The Company’s shares continue to trade on the Nasdaq Global Market under the ticker “STIM”.

Liquidity

As of December 31, 2025, the Company had cash and cash equivalents of $28.1 million and an accumulated deficit of $458.8 million. The Company incurred negative cash flows from operating activities of $20.4 million, $31.0 million and $32.0 million for the years ended December 31, 2025, 2024 and 2023, respectively. The Company has incurred operating losses since its inception, and management anticipates that its operating losses will continue in the near term as the Company continues to invest in sales and marketing and product development activities. The Company’s primary sources of capital to date have been from its initial public offering (“IPO”), borrowings under its credit facility, proceeds from its secondary public offering of common stock (including, without limitation, its ATM Program), and revenues from sales of its products. As of December 31, 2025, the Company had $70.0 million of borrowings outstanding under its credit facility, which matures in July 2029.

On February 10, 2025, the Company completed a secondary public offering of its common stock in which the Company issued and sold 9,200,000 shares of its common stock, which included shares pursuant to an option granted to the underwriter to purchase additional shares, at a public offering price of $2.25 per share. The Company received net proceeds of $19.0 million after deducting underwriting discounts, commissions and estimated offering expenses.

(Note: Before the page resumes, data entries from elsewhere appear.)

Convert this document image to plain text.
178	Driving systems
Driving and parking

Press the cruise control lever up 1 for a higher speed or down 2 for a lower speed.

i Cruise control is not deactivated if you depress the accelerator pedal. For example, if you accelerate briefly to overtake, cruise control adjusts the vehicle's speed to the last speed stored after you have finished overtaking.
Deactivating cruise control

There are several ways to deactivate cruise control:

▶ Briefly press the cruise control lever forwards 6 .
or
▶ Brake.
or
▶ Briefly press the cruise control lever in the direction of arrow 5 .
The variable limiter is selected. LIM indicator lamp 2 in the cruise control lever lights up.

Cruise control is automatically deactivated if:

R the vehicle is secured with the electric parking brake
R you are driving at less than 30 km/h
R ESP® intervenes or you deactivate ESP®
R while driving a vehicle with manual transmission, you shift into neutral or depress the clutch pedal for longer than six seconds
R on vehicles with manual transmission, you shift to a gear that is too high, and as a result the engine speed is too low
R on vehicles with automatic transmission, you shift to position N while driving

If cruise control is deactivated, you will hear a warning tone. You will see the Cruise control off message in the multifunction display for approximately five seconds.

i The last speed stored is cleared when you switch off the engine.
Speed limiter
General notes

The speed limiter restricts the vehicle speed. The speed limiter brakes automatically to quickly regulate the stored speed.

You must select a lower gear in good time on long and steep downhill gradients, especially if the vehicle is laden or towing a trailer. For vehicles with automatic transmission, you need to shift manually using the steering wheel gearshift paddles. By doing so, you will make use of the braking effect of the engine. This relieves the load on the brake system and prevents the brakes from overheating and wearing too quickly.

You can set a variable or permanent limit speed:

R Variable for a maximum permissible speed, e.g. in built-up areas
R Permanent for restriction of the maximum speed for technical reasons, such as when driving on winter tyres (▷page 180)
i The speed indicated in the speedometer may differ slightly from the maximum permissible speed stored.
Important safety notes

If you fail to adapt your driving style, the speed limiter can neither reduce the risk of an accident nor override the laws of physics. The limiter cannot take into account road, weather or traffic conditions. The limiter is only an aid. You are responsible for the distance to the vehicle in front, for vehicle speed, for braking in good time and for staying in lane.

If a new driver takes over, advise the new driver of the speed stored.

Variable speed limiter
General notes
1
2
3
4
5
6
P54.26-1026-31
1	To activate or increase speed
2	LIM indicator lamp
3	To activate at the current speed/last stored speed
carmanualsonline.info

On July 3, 2025, the Company entered into an Equity Distribution Agreement (the “Distribution Agreement”) with Canaccord Genuity LLC (“Canaccord”), pursuant to which the Company may offer and sell shares of its common stock having an aggregate offering price of up to $50.0 million from time to time through an at-the- market equity offering program (the “ATM Program”). Sales under the Distribution Agreement will be made pursuant to the Company’s Registration Statement on Form S-3 (File No. 333-288526), and a related prospectus and prospectus supplement.

During the year ended December 31, 2025, the Company sold an aggregate of 2,261,835 shares of its common stock under the ATM Program at an average price of $3.68 per share, generating gross proceeds of approximately $8.3 million. The Company paid aggregate sales commissions of $0.3 million and incurred additional offering-related expenses of $0.2 million. As a result, net proceeds from the offering were $7.8 million.

As of December 31, 2025, the Company had approximately $41.7 million remaining available for future issuance under the ATM Program.

On March 12, 2026, the Company amended the terms of its credit arrangement to modify the required revenue covenants through December 31, 2026 and the liquidity covenants through September 30, 2027. The Company’s ability to meet its liquidity needs, including meeting future revenue and liquidity covenants, is dependent on growth in existing and acquired product lines and the realization of synergies subsequent to its acquisition of Greenbrook. Management believes that the Company’s cash and cash equivalents as of December 31, 2025 and anticipated revenues from sales of our products and services are sufficient to fund the Company’s operations for at least the next 12 months from the issuance of these consolidated financial statements.